In an interview with The Financial Revolutionist, Armaza and Endicott describe the reaction of startups abroad to SVB’s crisis, predict the future of fintech banking, and push back at the idea that VCs catalyzed the bank run. 

This interview has been edited for length and clarity.

The Financial Revolutionist: Given your expertise in venture capital beyond the US, I’m wondering to what extent you’ve seen SVB-related concerns grow wings and spread beyond the US, determining how fintechs abroad are operating from a banking perspective.

Andrew Endicott: These things have an international dimension—you can look at what's happening with Credit Suisse to see that it's beyond the borders of the US. I think one of the more interesting aspects of this is that SVB and US banks have international clients, so there are companies out there that have had to manage the collapse that's occurred even though they're not in the US. 

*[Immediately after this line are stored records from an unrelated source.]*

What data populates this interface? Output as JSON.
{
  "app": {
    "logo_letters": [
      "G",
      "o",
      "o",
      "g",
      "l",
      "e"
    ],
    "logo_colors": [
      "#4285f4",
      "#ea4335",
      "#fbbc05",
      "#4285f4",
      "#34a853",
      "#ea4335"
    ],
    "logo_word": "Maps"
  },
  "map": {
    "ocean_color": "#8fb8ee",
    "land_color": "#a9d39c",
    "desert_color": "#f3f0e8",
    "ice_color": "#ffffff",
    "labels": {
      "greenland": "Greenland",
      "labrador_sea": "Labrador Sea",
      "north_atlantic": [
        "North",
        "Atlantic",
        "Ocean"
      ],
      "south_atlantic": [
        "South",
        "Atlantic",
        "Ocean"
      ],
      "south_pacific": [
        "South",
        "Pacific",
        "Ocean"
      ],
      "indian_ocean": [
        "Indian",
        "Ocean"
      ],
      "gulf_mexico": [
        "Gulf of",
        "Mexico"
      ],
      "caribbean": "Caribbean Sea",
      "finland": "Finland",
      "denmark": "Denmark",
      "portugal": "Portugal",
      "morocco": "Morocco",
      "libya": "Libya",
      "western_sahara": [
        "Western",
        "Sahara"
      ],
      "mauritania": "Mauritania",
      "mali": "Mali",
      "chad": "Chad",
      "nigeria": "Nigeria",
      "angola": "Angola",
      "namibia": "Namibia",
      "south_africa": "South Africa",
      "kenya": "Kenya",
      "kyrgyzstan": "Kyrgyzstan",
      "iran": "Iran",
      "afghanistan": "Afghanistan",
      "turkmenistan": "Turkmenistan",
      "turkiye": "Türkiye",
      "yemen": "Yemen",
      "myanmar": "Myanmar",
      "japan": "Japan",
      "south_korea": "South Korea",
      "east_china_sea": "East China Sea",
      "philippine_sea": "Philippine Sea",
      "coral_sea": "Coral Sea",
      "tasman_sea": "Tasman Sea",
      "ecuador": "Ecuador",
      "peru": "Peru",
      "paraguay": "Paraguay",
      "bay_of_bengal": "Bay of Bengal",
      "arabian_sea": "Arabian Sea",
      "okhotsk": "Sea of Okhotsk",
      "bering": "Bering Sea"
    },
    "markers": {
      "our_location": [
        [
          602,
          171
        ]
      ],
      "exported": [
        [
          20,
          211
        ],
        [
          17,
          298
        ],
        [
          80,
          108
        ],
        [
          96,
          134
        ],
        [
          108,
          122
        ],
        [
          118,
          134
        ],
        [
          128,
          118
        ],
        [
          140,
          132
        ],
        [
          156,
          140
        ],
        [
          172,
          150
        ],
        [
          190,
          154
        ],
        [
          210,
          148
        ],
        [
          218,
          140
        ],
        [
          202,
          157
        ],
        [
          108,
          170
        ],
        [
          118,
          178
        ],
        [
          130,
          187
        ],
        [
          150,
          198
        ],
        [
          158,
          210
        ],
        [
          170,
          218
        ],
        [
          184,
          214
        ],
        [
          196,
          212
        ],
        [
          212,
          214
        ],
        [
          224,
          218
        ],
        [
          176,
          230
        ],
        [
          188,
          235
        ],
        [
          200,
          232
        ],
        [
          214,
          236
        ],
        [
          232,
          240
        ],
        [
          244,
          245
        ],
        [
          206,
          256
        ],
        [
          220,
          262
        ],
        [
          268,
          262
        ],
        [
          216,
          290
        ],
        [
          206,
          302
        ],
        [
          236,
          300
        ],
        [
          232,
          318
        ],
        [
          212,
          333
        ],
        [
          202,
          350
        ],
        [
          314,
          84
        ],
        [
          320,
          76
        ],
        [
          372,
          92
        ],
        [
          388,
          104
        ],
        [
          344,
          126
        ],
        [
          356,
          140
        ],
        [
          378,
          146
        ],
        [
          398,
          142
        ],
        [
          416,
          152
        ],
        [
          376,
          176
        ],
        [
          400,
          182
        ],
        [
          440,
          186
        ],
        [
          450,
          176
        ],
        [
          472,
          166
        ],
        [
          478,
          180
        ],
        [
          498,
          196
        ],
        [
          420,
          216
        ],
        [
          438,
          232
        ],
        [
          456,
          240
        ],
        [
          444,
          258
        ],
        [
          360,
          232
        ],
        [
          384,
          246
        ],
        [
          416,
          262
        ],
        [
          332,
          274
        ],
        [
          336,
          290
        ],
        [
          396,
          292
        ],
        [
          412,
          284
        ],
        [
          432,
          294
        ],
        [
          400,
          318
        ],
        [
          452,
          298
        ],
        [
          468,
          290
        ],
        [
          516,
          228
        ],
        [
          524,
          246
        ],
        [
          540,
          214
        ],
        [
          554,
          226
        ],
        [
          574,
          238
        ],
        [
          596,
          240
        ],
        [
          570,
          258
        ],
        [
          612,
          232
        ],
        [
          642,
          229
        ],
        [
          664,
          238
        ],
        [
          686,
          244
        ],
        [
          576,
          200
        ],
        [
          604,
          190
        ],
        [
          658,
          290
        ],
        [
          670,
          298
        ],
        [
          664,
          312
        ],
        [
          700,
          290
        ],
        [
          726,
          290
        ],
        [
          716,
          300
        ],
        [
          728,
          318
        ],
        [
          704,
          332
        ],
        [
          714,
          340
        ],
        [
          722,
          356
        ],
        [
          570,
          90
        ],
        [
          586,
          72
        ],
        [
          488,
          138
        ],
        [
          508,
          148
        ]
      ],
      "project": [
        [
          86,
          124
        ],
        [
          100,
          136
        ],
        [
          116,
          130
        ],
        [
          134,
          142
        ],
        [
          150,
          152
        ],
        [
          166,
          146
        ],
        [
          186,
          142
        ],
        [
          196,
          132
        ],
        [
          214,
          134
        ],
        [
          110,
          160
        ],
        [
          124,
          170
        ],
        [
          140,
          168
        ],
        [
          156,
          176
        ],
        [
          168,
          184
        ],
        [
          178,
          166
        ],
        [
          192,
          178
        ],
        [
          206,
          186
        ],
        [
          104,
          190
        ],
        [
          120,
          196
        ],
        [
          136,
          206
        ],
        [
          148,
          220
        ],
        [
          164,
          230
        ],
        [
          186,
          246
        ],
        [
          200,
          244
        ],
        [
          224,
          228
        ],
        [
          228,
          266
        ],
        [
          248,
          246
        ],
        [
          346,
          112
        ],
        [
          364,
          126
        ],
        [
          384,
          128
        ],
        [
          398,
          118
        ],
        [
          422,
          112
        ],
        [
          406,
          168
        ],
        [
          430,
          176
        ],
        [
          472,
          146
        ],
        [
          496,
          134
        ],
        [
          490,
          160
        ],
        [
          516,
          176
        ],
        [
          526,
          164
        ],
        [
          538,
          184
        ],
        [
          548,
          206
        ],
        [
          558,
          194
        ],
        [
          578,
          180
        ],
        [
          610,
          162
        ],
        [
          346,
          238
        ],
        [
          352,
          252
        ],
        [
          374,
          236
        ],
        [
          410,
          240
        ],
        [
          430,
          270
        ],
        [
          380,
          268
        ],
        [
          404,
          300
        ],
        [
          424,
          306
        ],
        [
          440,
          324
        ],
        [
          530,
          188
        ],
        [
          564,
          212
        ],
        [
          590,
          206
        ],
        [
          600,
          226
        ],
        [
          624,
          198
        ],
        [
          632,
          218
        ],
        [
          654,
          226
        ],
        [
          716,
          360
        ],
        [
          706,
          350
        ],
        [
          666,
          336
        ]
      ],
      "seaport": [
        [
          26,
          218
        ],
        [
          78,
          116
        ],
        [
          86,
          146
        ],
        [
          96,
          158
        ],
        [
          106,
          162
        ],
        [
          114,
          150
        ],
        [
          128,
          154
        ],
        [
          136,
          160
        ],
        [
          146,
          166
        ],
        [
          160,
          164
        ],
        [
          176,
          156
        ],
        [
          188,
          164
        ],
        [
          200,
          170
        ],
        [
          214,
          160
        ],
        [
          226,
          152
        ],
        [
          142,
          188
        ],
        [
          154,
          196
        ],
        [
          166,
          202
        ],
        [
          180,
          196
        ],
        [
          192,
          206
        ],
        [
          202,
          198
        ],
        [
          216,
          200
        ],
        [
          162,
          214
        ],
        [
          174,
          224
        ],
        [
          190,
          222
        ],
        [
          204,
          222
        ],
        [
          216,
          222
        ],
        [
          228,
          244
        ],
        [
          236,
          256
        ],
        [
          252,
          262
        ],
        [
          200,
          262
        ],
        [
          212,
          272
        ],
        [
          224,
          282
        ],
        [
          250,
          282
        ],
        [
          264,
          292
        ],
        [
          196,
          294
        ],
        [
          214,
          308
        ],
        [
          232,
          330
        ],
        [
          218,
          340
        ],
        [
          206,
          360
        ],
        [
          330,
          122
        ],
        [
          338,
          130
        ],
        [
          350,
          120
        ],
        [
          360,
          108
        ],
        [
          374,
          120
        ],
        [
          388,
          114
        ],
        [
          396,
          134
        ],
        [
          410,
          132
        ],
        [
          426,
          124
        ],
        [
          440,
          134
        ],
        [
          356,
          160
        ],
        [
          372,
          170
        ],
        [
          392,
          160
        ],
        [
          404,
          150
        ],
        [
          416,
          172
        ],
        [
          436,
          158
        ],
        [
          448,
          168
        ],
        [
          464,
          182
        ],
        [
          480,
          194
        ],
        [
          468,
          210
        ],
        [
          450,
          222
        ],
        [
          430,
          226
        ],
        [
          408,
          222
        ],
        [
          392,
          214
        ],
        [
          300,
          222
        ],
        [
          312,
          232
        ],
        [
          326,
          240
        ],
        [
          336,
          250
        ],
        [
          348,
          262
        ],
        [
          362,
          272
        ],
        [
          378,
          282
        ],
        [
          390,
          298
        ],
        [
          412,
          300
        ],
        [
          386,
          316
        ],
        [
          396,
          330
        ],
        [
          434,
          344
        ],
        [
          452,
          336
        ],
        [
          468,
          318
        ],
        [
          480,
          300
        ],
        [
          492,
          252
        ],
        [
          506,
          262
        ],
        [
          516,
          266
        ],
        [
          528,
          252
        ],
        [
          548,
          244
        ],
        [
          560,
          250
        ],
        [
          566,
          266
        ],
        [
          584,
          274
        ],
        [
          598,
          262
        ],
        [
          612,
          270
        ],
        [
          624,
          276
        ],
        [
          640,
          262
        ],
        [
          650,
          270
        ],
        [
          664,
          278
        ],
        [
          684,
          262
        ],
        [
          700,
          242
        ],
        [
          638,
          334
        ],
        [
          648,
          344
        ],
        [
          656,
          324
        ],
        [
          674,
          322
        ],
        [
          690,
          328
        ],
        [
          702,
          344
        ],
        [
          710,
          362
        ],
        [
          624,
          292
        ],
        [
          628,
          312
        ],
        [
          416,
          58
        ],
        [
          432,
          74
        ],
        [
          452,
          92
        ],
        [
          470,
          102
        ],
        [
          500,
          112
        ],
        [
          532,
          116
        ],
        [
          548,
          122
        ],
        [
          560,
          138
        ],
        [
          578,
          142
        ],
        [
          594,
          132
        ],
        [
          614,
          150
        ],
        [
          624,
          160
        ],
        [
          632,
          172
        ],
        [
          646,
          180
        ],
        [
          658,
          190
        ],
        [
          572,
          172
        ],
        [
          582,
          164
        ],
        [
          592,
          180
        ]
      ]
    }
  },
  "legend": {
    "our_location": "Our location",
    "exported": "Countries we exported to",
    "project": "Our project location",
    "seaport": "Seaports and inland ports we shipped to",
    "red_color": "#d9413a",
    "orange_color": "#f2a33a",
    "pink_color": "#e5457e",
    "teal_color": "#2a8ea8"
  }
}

Something that we found, particularly in Latin America, is that companies and founders are perhaps a little more accustomed to some financial institutional instability. We've actually been very impressed by the speed and the agility with which companies and founders have been able to act. But we think there are going to be additional developments over the next several weeks.

What kind of impacts do you think there will be in the next few weeks?

AE: I think there's going to be additional regulatory action. There are a lot of people calling for a uniform statement that all deposits are insured. I don't know if that's going to happen, but there are a lot of voices calling for that. 

You’re going to continue seeing attention paid to how companies manage their treasury. People are using this as an opportunity to evaluate what types of institutions they want to work with. I think this is going to cause people to think about whether they have the right partners from a banking perspective, but also some product changes. We’re going to see products that more frequently involve stacking FDIC insurance or developments regarding different utilization of money markets and other financial products beyond your typical checking accounts. 

And this could change what happens for interest rates and with the Fed, which are important for everyone and for all markets. 

Miguel Armaza: On the startup side, this is a time of adjustments. Companies are looking for new partners. They're avoiding a single point of failure not just for their banking relationship, but they're taking an introspective look into most of their relationships.

But there's no doubt that plenty of banks are going to want some of that business, and that we're going through a period of adjustment. It's still a little bit unclear who's going to step up.

Even Thursday’s news in terms of this pseudo-rescue of First Republic seems to indicate that there’s this developing muscle that establishes different levels of banking institutions and the kind of power that they can leverage.

AE: I think we can be confident that there are going to be additional developments. There are still banks that have weaknesses, but I think what happened with First Republic is probably not scalable and replicable. There’s been a discussion of, like you said, tiers of banks, where you have banks that are systemically important and believed to be too big to fail—and then you have everybody else. 

I think that’s not the right way for this to end; we need banks of all sizes, because a lot of the banks that are not in the top five play very important roles. They serve important roles for fintechs and startups like SVB did; they offer things like venture debt and special kinds of facilities and payments capabilities. 

Important to have a lot of banks that serve local communities and small businesses. I don't think it's the right thing to have this kind of two-tiered system of banks “too big to fail,” and then everybody else. I don't think the regulators do either. There’s going to be more to come in before all these issues are resolved.

I wonder what you both make of the role VCs played in SVB’s bank run. Are there any changes that you think will take shape amongst VCs in terms of the ways they communicate—whether amongst each other or with their portfolio companies—as it relates to financial exposure?

MA: We’ve got to remember that each startup entrepreneur is usually pretty sharp. They're on top of current news—often a lot more so than many in the VC world—so by the time it was clear what was happening, and then VCs started reaching out to their portfolio companies, most had already acted. 

We can't imply that VCs can actually order companies what to do; each company is independent. That was very evident on Thursday. Companies were among the first ones to act. So we don't necessarily subscribe to the notion that it was a VC-caused situation. The founders were on top of this, and by the time VCs were reaching out, most had already acted, because they have fiduciary duties, and they were looking after their companies.

AE: I think the problem that we're seeing today is really how deposits, banks, and regulation interact in an era in which everyone's on social media and in which news spreads so quickly, and it's so easy to move money.

What we’re going to have to resolve as a society is, do the rules and the protections that we have need to change? I think that's the thing that’s most important to think about. When we're talking about policymakers and people that interact with the banking sector, we need to understand how those forces are at play.